You can access the AI Catalog from anywhere within DataRobot by clicking the AI Catalog tab at the top of the brower.
This tutorial shows you how to:
- Add data to the AI Catalog.
- View information about a dataset.
- Blend a dataset with another dataset using Spark SQL.
- Create a project.
To add data to the AI Catalog:
Click AI Catalog at the top of DataRobot window.
Click Add to catalog and select an import method.
The following table describes the methods:
Method Description New Data Connection Configure a JBDC connection to import from an external database of data lake. Existing Data Connection Select a configured data source to import data. Select the account and the data you want to add. Local File Browse to upload a local dataset or drag and drop a dataset. URL Import by specifying a URL. Spark SQL Use Spark SQL queries to select and prepare the data you want to store.
DataRobot registers the data after performing an initial exploratory data analysis (EDA1). Once registered, you can do the following:
- View information about a dataset, including its history.
- Blend the dataset with another dataset.
- Create an AutoML project.
View information about a dataset¶
Click a dataset in the catalog to view information about it.
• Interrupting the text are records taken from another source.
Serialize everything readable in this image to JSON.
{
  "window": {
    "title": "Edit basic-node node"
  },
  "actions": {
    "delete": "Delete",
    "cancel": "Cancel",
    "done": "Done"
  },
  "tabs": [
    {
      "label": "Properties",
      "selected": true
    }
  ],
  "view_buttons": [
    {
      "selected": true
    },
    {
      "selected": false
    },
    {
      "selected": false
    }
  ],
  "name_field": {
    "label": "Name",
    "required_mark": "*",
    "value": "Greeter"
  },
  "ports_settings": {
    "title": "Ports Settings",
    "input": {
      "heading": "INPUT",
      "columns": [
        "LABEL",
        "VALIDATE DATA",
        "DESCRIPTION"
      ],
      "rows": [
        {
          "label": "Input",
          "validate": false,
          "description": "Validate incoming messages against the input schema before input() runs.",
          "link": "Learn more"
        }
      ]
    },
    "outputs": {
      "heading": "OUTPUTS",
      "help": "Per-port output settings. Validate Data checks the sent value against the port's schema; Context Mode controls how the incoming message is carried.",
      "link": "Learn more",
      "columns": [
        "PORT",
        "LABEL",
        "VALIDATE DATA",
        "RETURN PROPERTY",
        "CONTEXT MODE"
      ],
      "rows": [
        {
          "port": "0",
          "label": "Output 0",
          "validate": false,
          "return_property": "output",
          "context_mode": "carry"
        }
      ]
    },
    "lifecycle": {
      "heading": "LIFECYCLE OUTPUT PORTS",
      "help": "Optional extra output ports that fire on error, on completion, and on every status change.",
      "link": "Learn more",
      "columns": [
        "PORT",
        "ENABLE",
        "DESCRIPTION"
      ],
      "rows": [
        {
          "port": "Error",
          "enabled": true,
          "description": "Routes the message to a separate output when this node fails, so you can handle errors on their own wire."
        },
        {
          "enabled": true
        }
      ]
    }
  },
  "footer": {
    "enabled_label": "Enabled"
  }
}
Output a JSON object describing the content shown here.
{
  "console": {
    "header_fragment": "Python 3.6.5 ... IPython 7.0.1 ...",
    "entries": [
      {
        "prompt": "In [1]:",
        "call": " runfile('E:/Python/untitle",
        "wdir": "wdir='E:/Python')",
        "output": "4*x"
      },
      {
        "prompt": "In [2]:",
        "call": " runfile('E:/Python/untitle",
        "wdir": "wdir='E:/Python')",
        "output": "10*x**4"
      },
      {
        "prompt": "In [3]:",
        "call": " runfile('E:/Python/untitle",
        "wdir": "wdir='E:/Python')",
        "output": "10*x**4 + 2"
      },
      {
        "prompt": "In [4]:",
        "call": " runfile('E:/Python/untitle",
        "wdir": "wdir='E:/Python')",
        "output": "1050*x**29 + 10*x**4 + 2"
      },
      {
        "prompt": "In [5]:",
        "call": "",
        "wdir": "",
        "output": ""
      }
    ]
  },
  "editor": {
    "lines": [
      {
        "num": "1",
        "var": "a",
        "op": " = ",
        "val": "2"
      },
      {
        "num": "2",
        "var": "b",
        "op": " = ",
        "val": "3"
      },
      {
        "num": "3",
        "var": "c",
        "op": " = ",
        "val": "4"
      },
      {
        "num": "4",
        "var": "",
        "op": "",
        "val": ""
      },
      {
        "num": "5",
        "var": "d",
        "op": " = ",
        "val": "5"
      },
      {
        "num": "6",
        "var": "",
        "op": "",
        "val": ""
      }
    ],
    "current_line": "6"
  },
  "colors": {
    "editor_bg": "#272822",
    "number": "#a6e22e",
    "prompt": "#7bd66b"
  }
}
|Asset tabs||Select a tab to work with the asset (dataset):
|Dataset Info||Update the name and description, and add tags to use for searches. The number of rows and features display on the right, along with other details.|
|State badges||Displayed badges indicate the state of the asset—whether it's in the process of being registered, whether it's static or dynamic, generated from a Spark SQL query, or snapshotted.|
|Create project||Create a machine learning project from the dataset.|
|Share||Share assets with other users, groups, and organizations.|
|actions menu||Download, delete, or create a snapshot of the dataset.|
|Renew Snapshot||Add a scheduled snapshot.|
Blend a dataset using Spark SQL¶
You can blend two or more datasets and use Spark SQL to select and transform features.
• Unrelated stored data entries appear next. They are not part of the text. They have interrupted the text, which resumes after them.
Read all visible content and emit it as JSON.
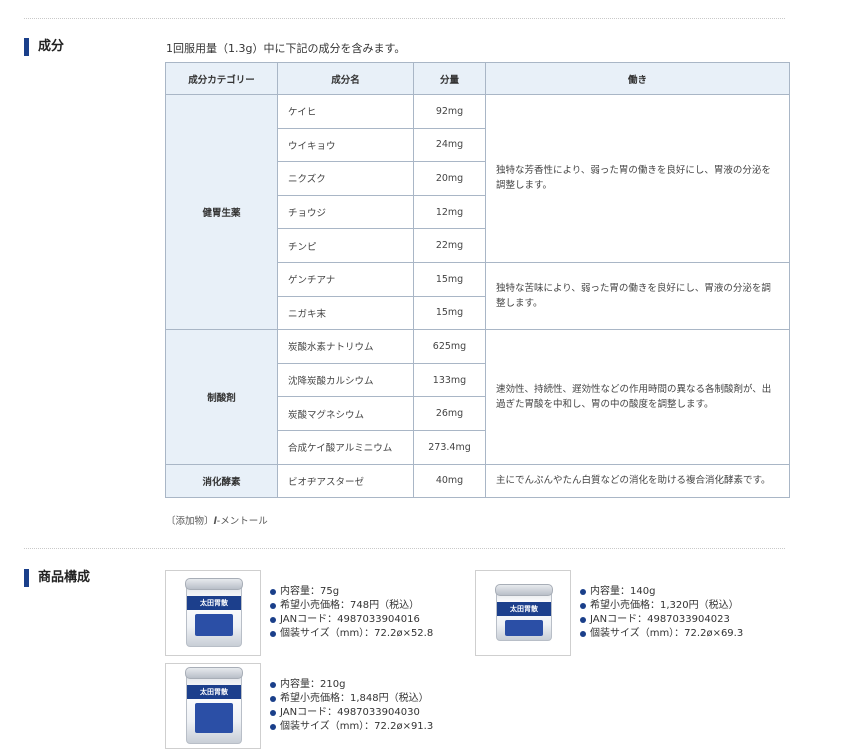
{
  "sections": {
    "ingredients_title": "成分",
    "products_title": "商品構成"
  },
  "intro": "1回服用量（1.3g）中に下記の成分を含みます。",
  "table": {
    "headers": [
      "成分カテゴリー",
      "成分名",
      "分量",
      "働き"
    ],
    "groups": [
      {
        "category": "健胃生薬",
        "rows": [
          {
            "name": "ケイヒ",
            "amount": "92mg"
          },
          {
            "name": "ウイキョウ",
            "amount": "24mg"
          },
          {
            "name": "ニクズク",
            "amount": "20mg"
          },
          {
            "name": "チョウジ",
            "amount": "12mg"
          },
          {
            "name": "チンピ",
            "amount": "22mg"
          },
          {
            "name": "ゲンチアナ",
            "amount": "15mg"
          },
          {
            "name": "ニガキ末",
            "amount": "15mg"
          }
        ],
        "effects": [
          "独特な芳香性により、弱った胃の働きを良好にし、胃液の分泌を調整します。",
          "独特な苦味により、弱った胃の働きを良好にし、胃液の分泌を調整します。"
        ]
      },
      {
        "category": "制酸剤",
        "rows": [
          {
            "name": "炭酸水素ナトリウム",
            "amount": "625mg"
          },
          {
            "name": "沈降炭酸カルシウム",
            "amount": "133mg"
          },
          {
            "name": "炭酸マグネシウム",
            "amount": "26mg"
          },
          {
            "name": "合成ケイ酸アルミニウム",
            "amount": "273.4mg"
          }
        ],
        "effects": [
          "速効性、持続性、遅効性などの作用時間の異なる各制酸剤が、出過ぎた胃酸を中和し、胃の中の酸度を調整します。"
        ]
      },
      {
        "category": "消化酵素",
        "rows": [
          {
            "name": "ビオヂアスターゼ",
            "amount": "40mg"
          }
        ],
        "effects": [
          "主にでんぷんやたん白質などの消化を助ける複合消化酵素です。"
        ]
      }
    ]
  },
  "note": {
    "prefix": "〔添加物〕",
    "italic": "l",
    "suffix": "-メントール"
  },
  "products": [
    {
      "can_label": "太田胃散",
      "details": [
        "内容量：75g",
        "希望小売価格：748円（税込）",
        "JANコード：4987033904016",
        "個装サイズ（mm）：72.2ø×52.8"
      ]
    },
    {
      "can_label": "太田胃散",
      "details": [
        "内容量：140g",
        "希望小売価格：1,320円（税込）",
        "JANコード：4987033904023",
        "個装サイズ（mm）：72.2ø×69.3"
      ]
    },
    {
      "can_label": "太田胃散",
      "details": [
        "内容量：210g",
        "希望小売価格：1,848円（税込）",
        "JANコード：4987033904030",
        "個装サイズ（mm）：72.2ø×91.3"
      ]
    }
  ],
  "colors": {
    "accent": "#1a3f8a",
    "header_bg": "#e8f0f8",
    "border": "#a9b6c6"
  }
}
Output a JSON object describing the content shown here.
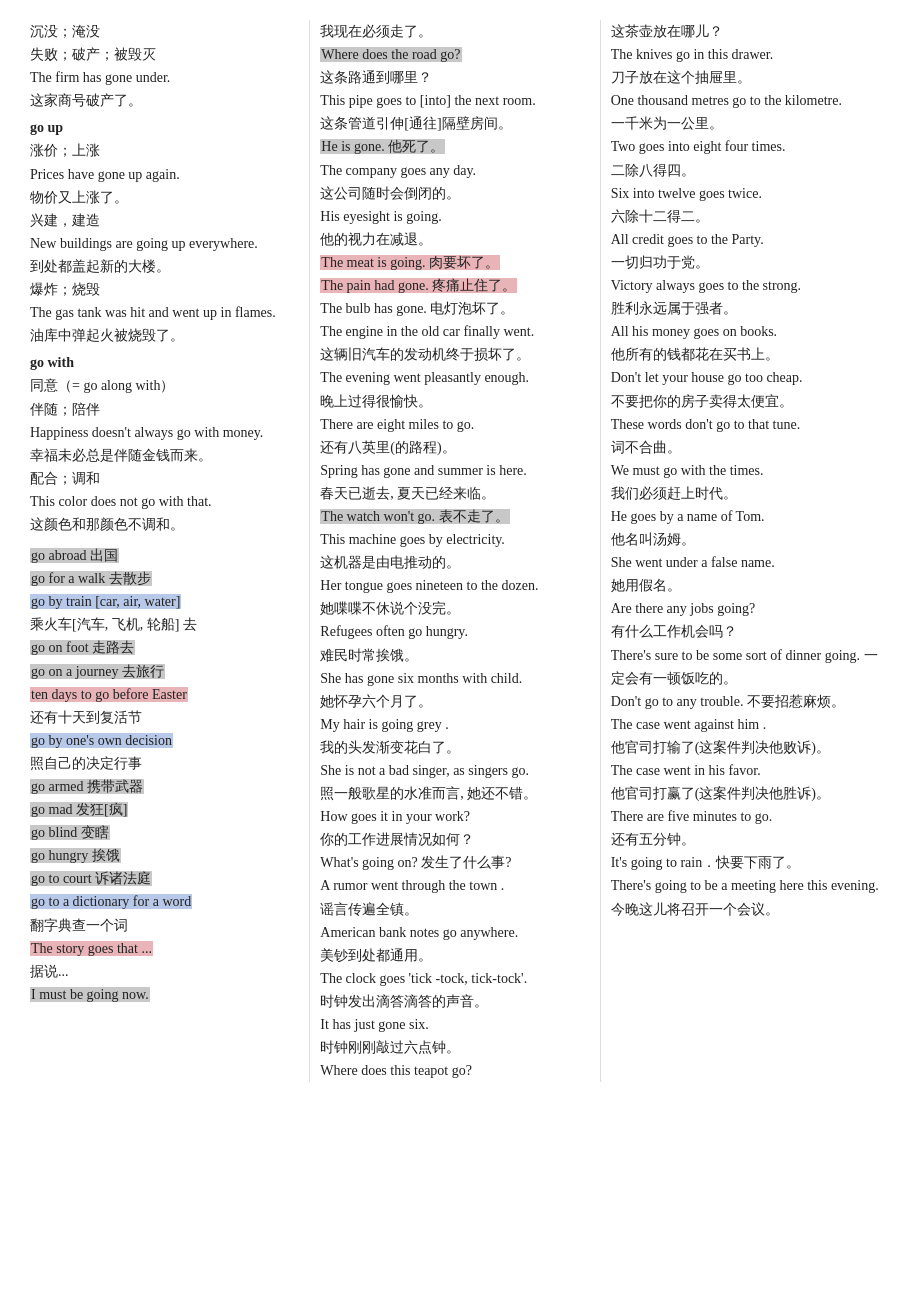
{
  "col1": {
    "lines": [
      {
        "type": "text",
        "text": "沉没；淹没"
      },
      {
        "type": "text",
        "text": "失败；破产；被毁灭"
      },
      {
        "type": "text",
        "text": "The firm has gone under."
      },
      {
        "type": "text",
        "text": "这家商号破产了。"
      },
      {
        "type": "bold",
        "text": "go up"
      },
      {
        "type": "text",
        "text": "涨价；上涨"
      },
      {
        "type": "text",
        "text": "Prices have gone up  again."
      },
      {
        "type": "text",
        "text": "物价又上涨了。"
      },
      {
        "type": "text",
        "text": "兴建，建造"
      },
      {
        "type": "text",
        "text": "New buildings  are going up everywhere."
      },
      {
        "type": "text",
        "text": "到处都盖起新的大楼。"
      },
      {
        "type": "text",
        "text": "爆炸；烧毁"
      },
      {
        "type": "text",
        "text": "The gas tank was hit and went up in flames."
      },
      {
        "type": "text",
        "text": "油库中弹起火被烧毁了。"
      },
      {
        "type": "bold",
        "text": "go with"
      },
      {
        "type": "text",
        "text": "同意（= go along  with）"
      },
      {
        "type": "text",
        "text": "伴随；陪伴"
      },
      {
        "type": "text",
        "text": "Happiness doesn't always go with money."
      },
      {
        "type": "text",
        "text": "幸福未必总是伴随金钱而来。"
      },
      {
        "type": "text",
        "text": "配合；调和"
      },
      {
        "type": "text",
        "text": "This color does not go with that."
      },
      {
        "type": "text",
        "text": "这颜色和那颜色不调和。"
      },
      {
        "type": "divider"
      },
      {
        "type": "highlight-gray",
        "text": "go abroad  出国"
      },
      {
        "type": "highlight-gray",
        "text": "go for a walk  去散步"
      },
      {
        "type": "highlight-blue",
        "text": "go by train [car, air, water]"
      },
      {
        "type": "text",
        "text": "乘火车[汽车, 飞机, 轮船] 去"
      },
      {
        "type": "highlight-gray",
        "text": "go on foot  走路去"
      },
      {
        "type": "highlight-gray",
        "text": "go on a journey  去旅行"
      },
      {
        "type": "highlight-pink",
        "text": "ten days to go before Easter"
      },
      {
        "type": "text",
        "text": "还有十天到复活节"
      },
      {
        "type": "highlight-blue",
        "text": "go by one's own decision"
      },
      {
        "type": "text",
        "text": "照自己的决定行事"
      },
      {
        "type": "highlight-gray",
        "text": "go armed  携带武器"
      },
      {
        "type": "highlight-gray",
        "text": "go mad  发狂[疯]"
      },
      {
        "type": "highlight-gray",
        "text": "go blind  变瞎"
      },
      {
        "type": "highlight-gray",
        "text": "go hungry  挨饿"
      },
      {
        "type": "highlight-gray",
        "text": "go to court  诉诸法庭"
      },
      {
        "type": "highlight-blue",
        "text": "go to a dictionary for a word"
      },
      {
        "type": "text",
        "text": "翻字典查一个词"
      },
      {
        "type": "highlight-pink",
        "text": "The story goes that ..."
      },
      {
        "type": "text",
        "text": "据说..."
      },
      {
        "type": "highlight-gray",
        "text": "I must be going now."
      }
    ]
  },
  "col2": {
    "lines": [
      {
        "type": "text",
        "text": "我现在必须走了。"
      },
      {
        "type": "highlight-gray",
        "text": "Where does the road go?"
      },
      {
        "type": "text",
        "text": "这条路通到哪里？"
      },
      {
        "type": "text",
        "text": "This pipe goes to [into] the next room."
      },
      {
        "type": "text",
        "text": "这条管道引伸[通往]隔壁房间。"
      },
      {
        "type": "highlight-gray",
        "text": "He is gone.  他死了。"
      },
      {
        "type": "text",
        "text": "The company goes any day."
      },
      {
        "type": "text",
        "text": "这公司随时会倒闭的。"
      },
      {
        "type": "text",
        "text": "His eyesight is going."
      },
      {
        "type": "text",
        "text": "他的视力在减退。"
      },
      {
        "type": "highlight-pink",
        "text": "The meat is going.  肉要坏了。"
      },
      {
        "type": "highlight-pink",
        "text": "The pain had gone.  疼痛止住了。"
      },
      {
        "type": "text",
        "text": "The bulb has gone.  电灯泡坏了。"
      },
      {
        "type": "text",
        "text": "The engine in the old car finally went."
      },
      {
        "type": "text",
        "text": "这辆旧汽车的发动机终于损坏了。"
      },
      {
        "type": "text",
        "text": "The evening went pleasantly enough."
      },
      {
        "type": "text",
        "text": "晚上过得很愉快。"
      },
      {
        "type": "text",
        "text": "There are eight miles to go."
      },
      {
        "type": "text",
        "text": "还有八英里(的路程)。"
      },
      {
        "type": "text",
        "text": "Spring has gone and summer is here."
      },
      {
        "type": "text",
        "text": "春天已逝去, 夏天已经来临。"
      },
      {
        "type": "highlight-gray",
        "text": "The watch won't go.  表不走了。"
      },
      {
        "type": "text",
        "text": "This machine goes by electricity."
      },
      {
        "type": "text",
        "text": "这机器是由电推动的。"
      },
      {
        "type": "text",
        "text": "Her tongue goes nineteen to the dozen."
      },
      {
        "type": "text",
        "text": "她喋喋不休说个没完。"
      },
      {
        "type": "text",
        "text": "Refugees often go hungry."
      },
      {
        "type": "text",
        "text": "难民时常挨饿。"
      },
      {
        "type": "text",
        "text": "She has gone six months with child."
      },
      {
        "type": "text",
        "text": "她怀孕六个月了。"
      },
      {
        "type": "text",
        "text": "My hair is going grey ."
      },
      {
        "type": "text",
        "text": "我的头发渐变花白了。"
      },
      {
        "type": "text",
        "text": "She is not a bad singer, as singers go."
      },
      {
        "type": "text",
        "text": "照一般歌星的水准而言, 她还不错。"
      },
      {
        "type": "text",
        "text": "How goes it in your work?"
      },
      {
        "type": "text",
        "text": "你的工作进展情况如何？"
      },
      {
        "type": "text",
        "text": "What's going on?  发生了什么事?"
      },
      {
        "type": "text",
        "text": "A rumor went through the town ."
      },
      {
        "type": "text",
        "text": "谣言传遍全镇。"
      },
      {
        "type": "text",
        "text": "American bank notes go anywhere."
      },
      {
        "type": "text",
        "text": "美钞到处都通用。"
      },
      {
        "type": "text",
        "text": "The clock goes 'tick -tock, tick-tock'."
      },
      {
        "type": "text",
        "text": "时钟发出滴答滴答的声音。"
      },
      {
        "type": "text",
        "text": "It has just gone six."
      },
      {
        "type": "text",
        "text": "时钟刚刚敲过六点钟。"
      },
      {
        "type": "text",
        "text": "Where does this teapot go?"
      }
    ]
  },
  "col3": {
    "lines": [
      {
        "type": "text",
        "text": "这茶壶放在哪儿？"
      },
      {
        "type": "text",
        "text": "The knives go in this drawer."
      },
      {
        "type": "text",
        "text": "刀子放在这个抽屉里。"
      },
      {
        "type": "text",
        "text": "One thousand metres go to the kilometre."
      },
      {
        "type": "text",
        "text": "一千米为一公里。"
      },
      {
        "type": "text",
        "text": "Two goes into eight four times."
      },
      {
        "type": "text",
        "text": "二除八得四。"
      },
      {
        "type": "text",
        "text": "Six into twelve goes twice."
      },
      {
        "type": "text",
        "text": "六除十二得二。"
      },
      {
        "type": "text",
        "text": "All credit goes to the Party."
      },
      {
        "type": "text",
        "text": "一切归功于党。"
      },
      {
        "type": "text",
        "text": "Victory always goes to the strong."
      },
      {
        "type": "text",
        "text": "胜利永远属于强者。"
      },
      {
        "type": "text",
        "text": "All his money goes on books."
      },
      {
        "type": "text",
        "text": "他所有的钱都花在买书上。"
      },
      {
        "type": "text",
        "text": "Don't let your house go too cheap."
      },
      {
        "type": "text",
        "text": "不要把你的房子卖得太便宜。"
      },
      {
        "type": "text",
        "text": "These words don't go to that tune."
      },
      {
        "type": "text",
        "text": "词不合曲。"
      },
      {
        "type": "text",
        "text": "We must go with the times."
      },
      {
        "type": "text",
        "text": "我们必须赶上时代。"
      },
      {
        "type": "text",
        "text": "He goes by a name of Tom."
      },
      {
        "type": "text",
        "text": "他名叫汤姆。"
      },
      {
        "type": "text",
        "text": "She went under a false name."
      },
      {
        "type": "text",
        "text": "她用假名。"
      },
      {
        "type": "text",
        "text": "Are there any jobs going?"
      },
      {
        "type": "text",
        "text": "有什么工作机会吗？"
      },
      {
        "type": "text",
        "text": "There's sure to be some sort of dinner going.  一定会有一顿饭吃的。"
      },
      {
        "type": "text",
        "text": "Don't go to any trouble.  不要招惹麻烦。"
      },
      {
        "type": "text",
        "text": "The case went against him ."
      },
      {
        "type": "text",
        "text": "他官司打输了(这案件判决他败诉)。"
      },
      {
        "type": "text",
        "text": "The case went in his favor."
      },
      {
        "type": "text",
        "text": "他官司打赢了(这案件判决他胜诉)。"
      },
      {
        "type": "text",
        "text": "There are five minutes to go."
      },
      {
        "type": "text",
        "text": "还有五分钟。"
      },
      {
        "type": "text",
        "text": "It's going to rain．快要下雨了。"
      },
      {
        "type": "text",
        "text": "There's going to be a meeting here this evening.  今晚这儿将召开一个会议。"
      }
    ]
  }
}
In the catalog, click Add to catalog and select Spark SQL.
Click Add data.
Select the tables you want to blend and click Add selected data.
For each dataset, click the actions menu and click Select Features.
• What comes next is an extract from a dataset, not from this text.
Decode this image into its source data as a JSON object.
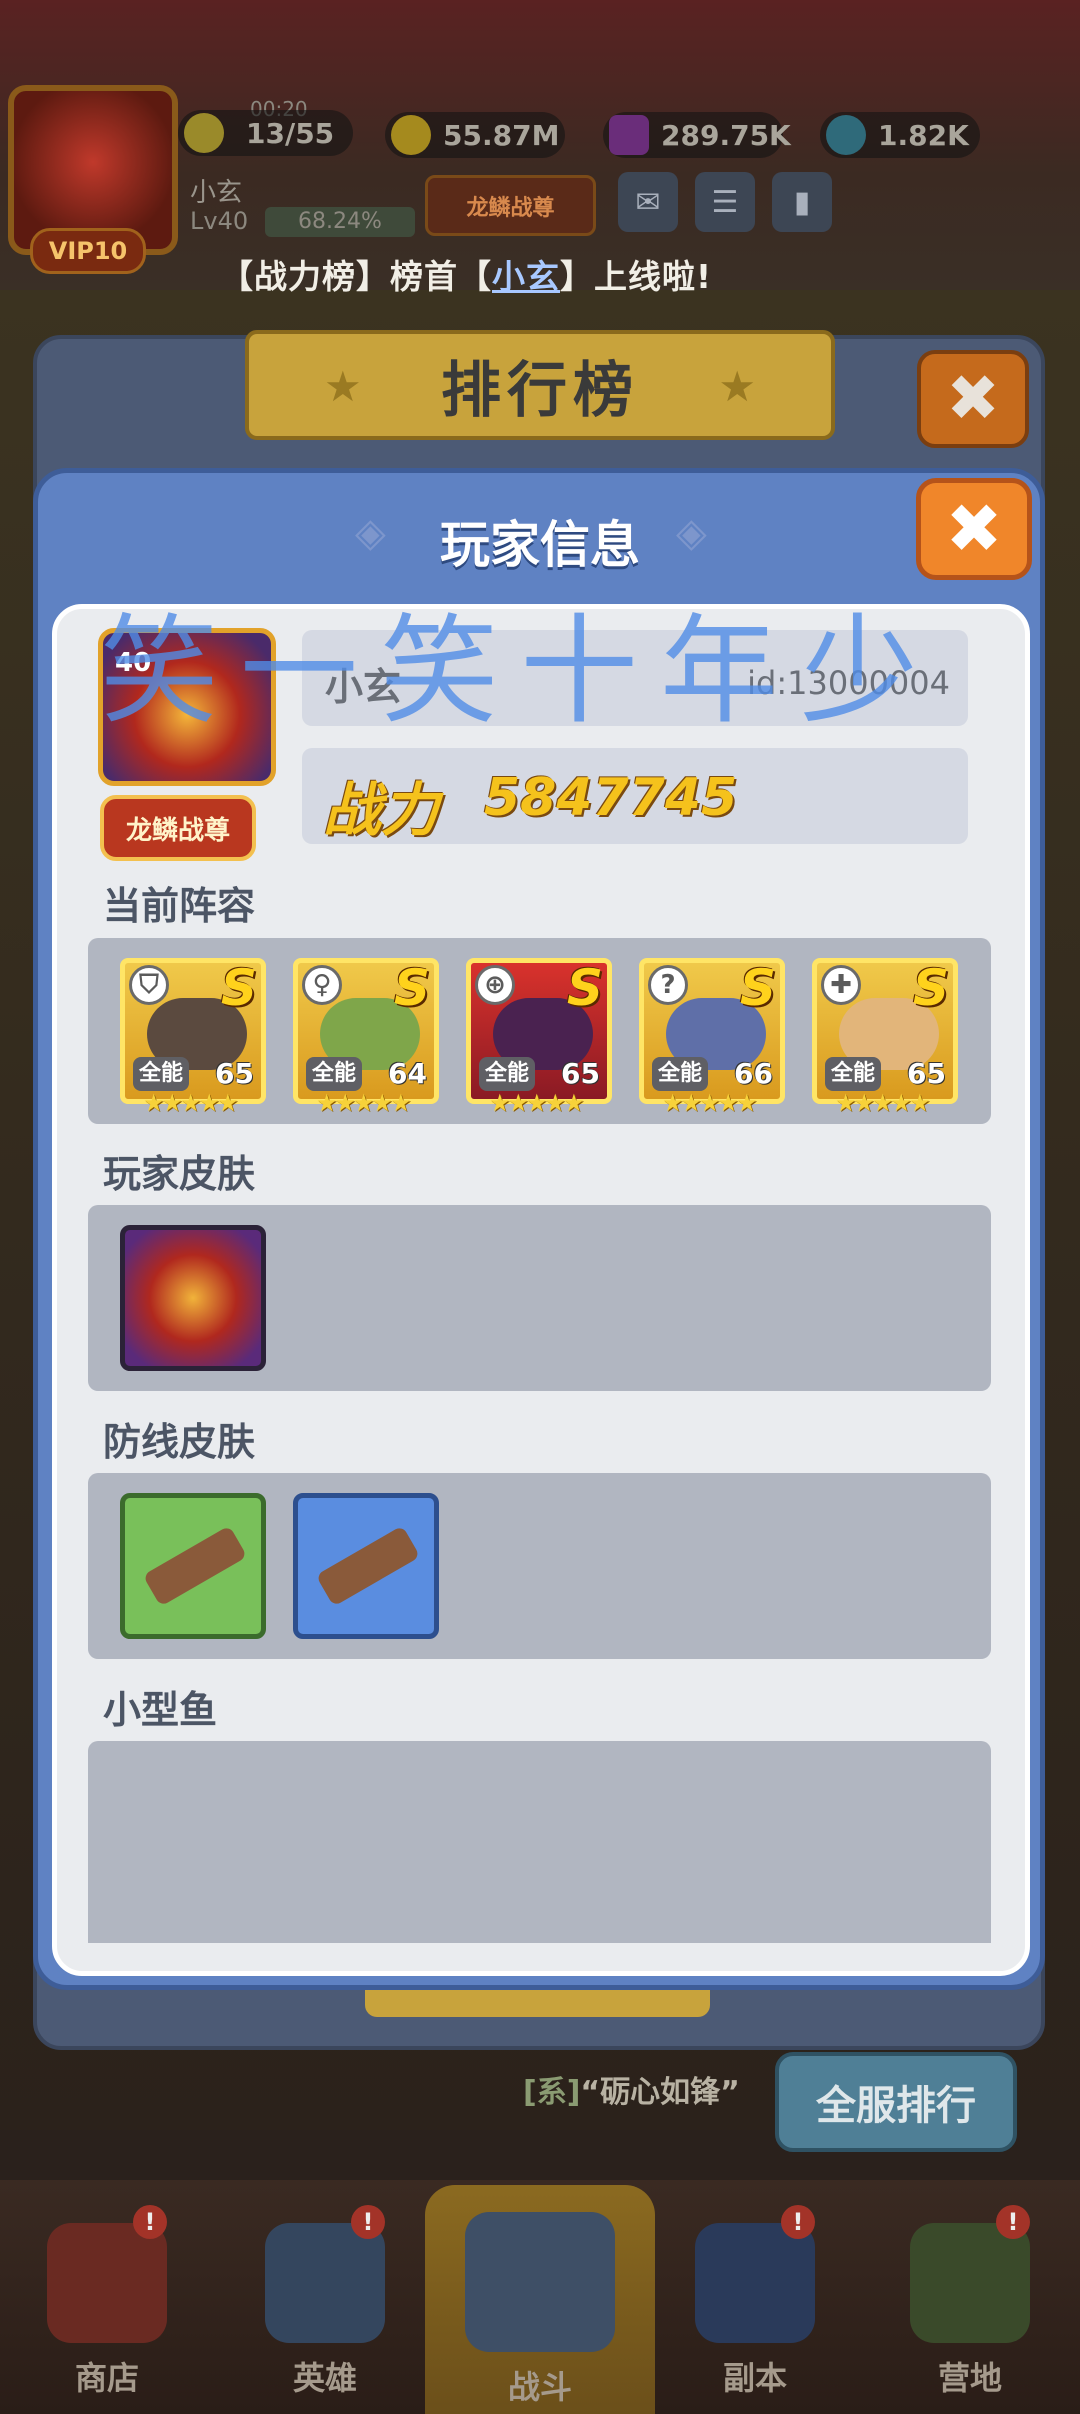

Choose the features and click Add selected features to SQL. You can click the right arrows to add features one at a time.
Once you have added features from the datsets, add SQL commands to the editing window to generate a query (click Spark Docs on the upper right for Spark SQL documentation). Try out the query by clicking Run.
Click Save when you have the results you want. DataRobot registers the new dataset.
Create a project¶
Click a registered dataset in the catalog and click Create project. DataRobot uploads the data, conducts exploratory data analysis, and creates the machine learning project. You can then start building models.